Largest Data Centers: Worthy Contenders

So who’s missing from our guide to the largest data centers? Our final list is shaped by our methodology. For this list, we’ve considered single-building facilities that are dedicated to data center use. We have not included multi-facility campuses or mixed-use buildings where data center space co-exists with large amounts of third-party office space (i.e. big-city carrier hotels). We also have not included facilities that are not yet open for business. Here are some additional mega-data centers that have been on our radar screen but didn’t make the final list.

Where is Google? Many readers may have expected to see some Google data centers on the list. But Google’s new construction has focused on data center campuses featuring multiple facilities, rather than single huge buildings. As a result, Google has multiple data center buildings larger than 300,000 feet, but none (that we can find, anyway) larger than the 400,000 SF entry point for our list. For more on Google’s data centers, see our Google Data Center FAQ.

Where is Apple? There has been intense interest in the 500,000 square foot iDataCenter that Apple is building in Maiden, North Carolina. It is one of several projects that are not included because they aren’t yet operational. Other in-the-works facilities with mega-data center scale include 3000 Skyline Dallas (700,000 square feet) and the NSA’s planned facility in Utah, which will total 1 million square feet (with just 100K SF of data center space).

Carrier Hotels:Many of the industry’s best known landmarks are carrier hotels, the huge connectivity hubs in major cities that bring together dozens (and sometimes hundreds) of networks and providers. They house large amounts of data center and telecom facilities, but typically also have office tenants. The most prominent of these include:

  • The Infomart, Dallas:This 1.2 million square foot technology hub was built by Trammell Crow in 1980, and  found a niche in the early 1990s when it began leasing space to telecom companies. Current tenants include SoftLayer, The Planet, Dataside and Switch and Data.
  • 111 8th Avenue, NYC: This carrier hotel was built in 1932 as the Port Authority Commerce Building, and is  the third-largest building in New York City with 2.8 million square feet of space. Google’s New York officeis located here along with many other large companies including MCI, Sprint, Level 3, Qwest, Switch and Data, Digital Realty Trust and Telx.
  • 60 Hudson Street, NYC: The former Western Union building has a lengthy history as a cornerstone in the development of America’s communications infrastructure. The 943,000 square foot facility is a major hub for telecom connections in Manhattan, housing major operations for Telx, FiberNet Telecom and Switch & Data.
  • One Wilshire: This Los Angeles carrier hotel is one of the best-known telecom buildings in the country, with more than half of the 665,000 square foot property occupied by communications companies including Verizon Communications, Savvis, Level 3, Global Crossing, Qwest Communications, Pac-West and Coresite.

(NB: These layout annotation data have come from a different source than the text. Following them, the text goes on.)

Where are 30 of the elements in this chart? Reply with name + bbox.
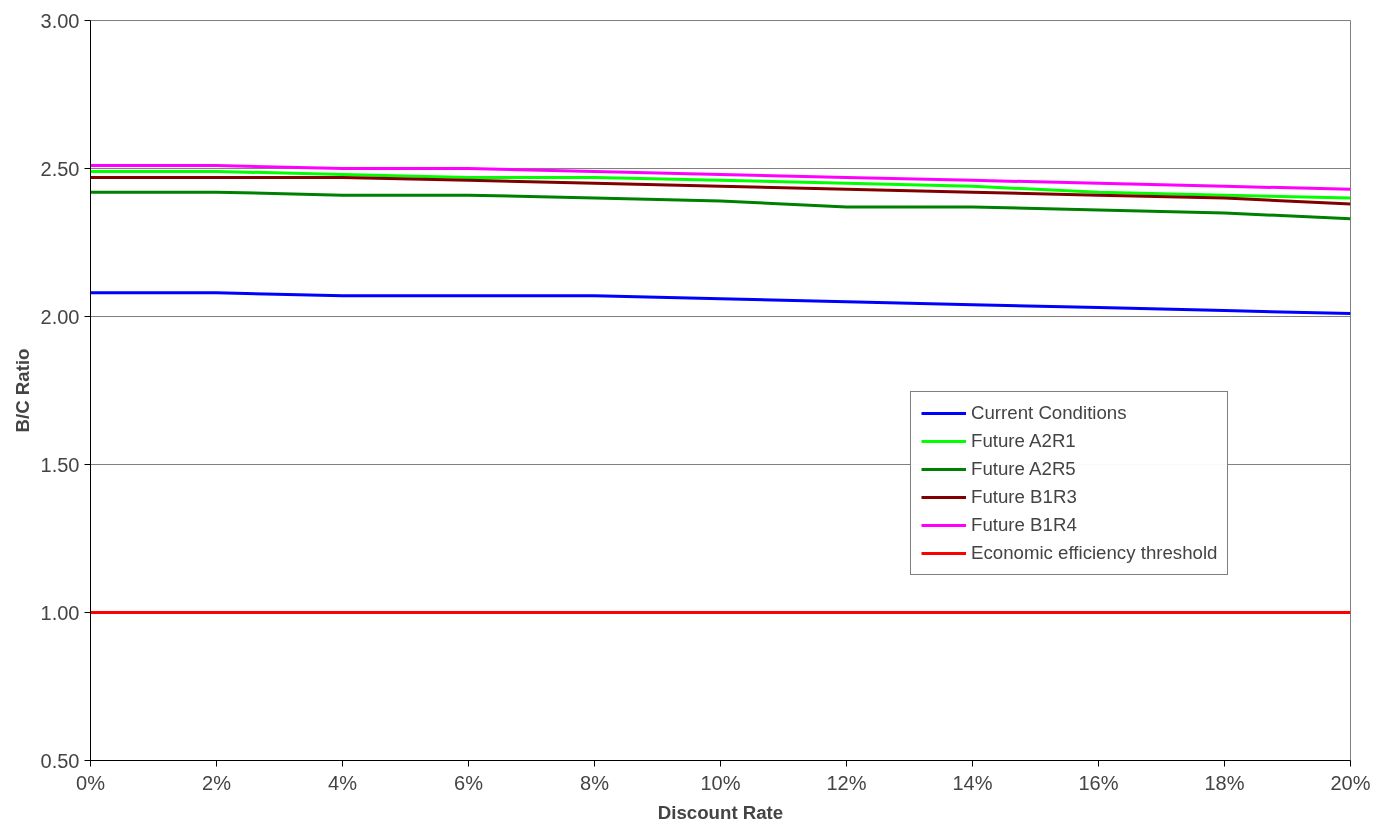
line-series — [90, 190, 1351, 221]
x-tick-label: 16% — [1078, 771, 1119, 794]
line-series — [90, 291, 1351, 316]
x-tick-label: 10% — [700, 771, 741, 794]
x-tick-label: 8% — [580, 771, 610, 794]
x-tick-label: 6% — [454, 771, 484, 794]
x-tick-label: 12% — [826, 771, 867, 794]
y-tick-label: 2.00 — [40, 305, 80, 328]
line-series — [90, 169, 1351, 200]
legend-label: Economic efficiency threshold — [971, 542, 1218, 564]
x-tick-label: 14% — [952, 771, 993, 794]
x-tick-label: 2% — [202, 771, 232, 794]
y-tick-label: 1.00 — [40, 601, 80, 624]
legend-label: Future A2R5 — [971, 458, 1076, 480]
x-tick-label: 20% — [1330, 771, 1371, 794]
y-tick-label: 0.50 — [40, 749, 80, 772]
legend-label: Future B1R4 — [971, 514, 1077, 536]
x-tick-label: 0% — [76, 771, 106, 794]
y-axis-title: B/C Ratio — [11, 348, 33, 433]
x-tick-label: 4% — [328, 771, 358, 794]
x-tick-label: 18% — [1204, 771, 1245, 794]
legend-label: Future B1R3 — [971, 486, 1077, 508]
legend-label: Future A2R1 — [971, 430, 1076, 452]
x-axis-title: Discount Rate — [657, 801, 784, 823]
line-series — [90, 164, 1351, 191]
y-tick-label: 3.00 — [40, 9, 80, 32]
legend-label: Current Conditions — [971, 402, 1127, 424]
line-series — [90, 175, 1351, 206]
y-tick-label: 2.50 — [40, 157, 80, 180]
y-tick-label: 1.50 — [40, 453, 80, 476]
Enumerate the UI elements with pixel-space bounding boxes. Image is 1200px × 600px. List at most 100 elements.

Data Center Campuses: We haven’t included multiple-facility campuses, but there are any number that feature half a million SF or more of space. These include:

  • Google Lenoir: We don’t have exact sizes on most Google campuses, but site plans reviewed by North Carolina media indicate that the first two buildings in the company’s Lenoir, NC complex will total more than 500,000 square feet.
  • Equinix Ashburn:Colocation and interconnection specialist Equinix operates 500,000 square feet of space in five buildings on its Ashburn, Virginia campus. See The Internet’s Busiest Intersection for more.
  • DuPont Fabros, Ashburn:Right next door to Equinix, DFT has built more than 800,000 square feet of space, including its new ACC5 data center.
  • Digital Realty, Ashburn:Down the road a spell, Digital Realty has about 525,000 SF of space in four buildings on its Ashburn campus. See The Ashburn Building Boom Continues for more.
  • Digital Realty, Dallas: This seven-building, 70-acre “data center park” in Richardson could eventually span 800,000 square feet of data center space.

There are also two massive data center parks in the works in Lockerbie, Scotland. Lockerbie Data Centers plans 2.6 million square feet of space, while the competing Internet Villages International project hopes to build 3 million SF of data centres.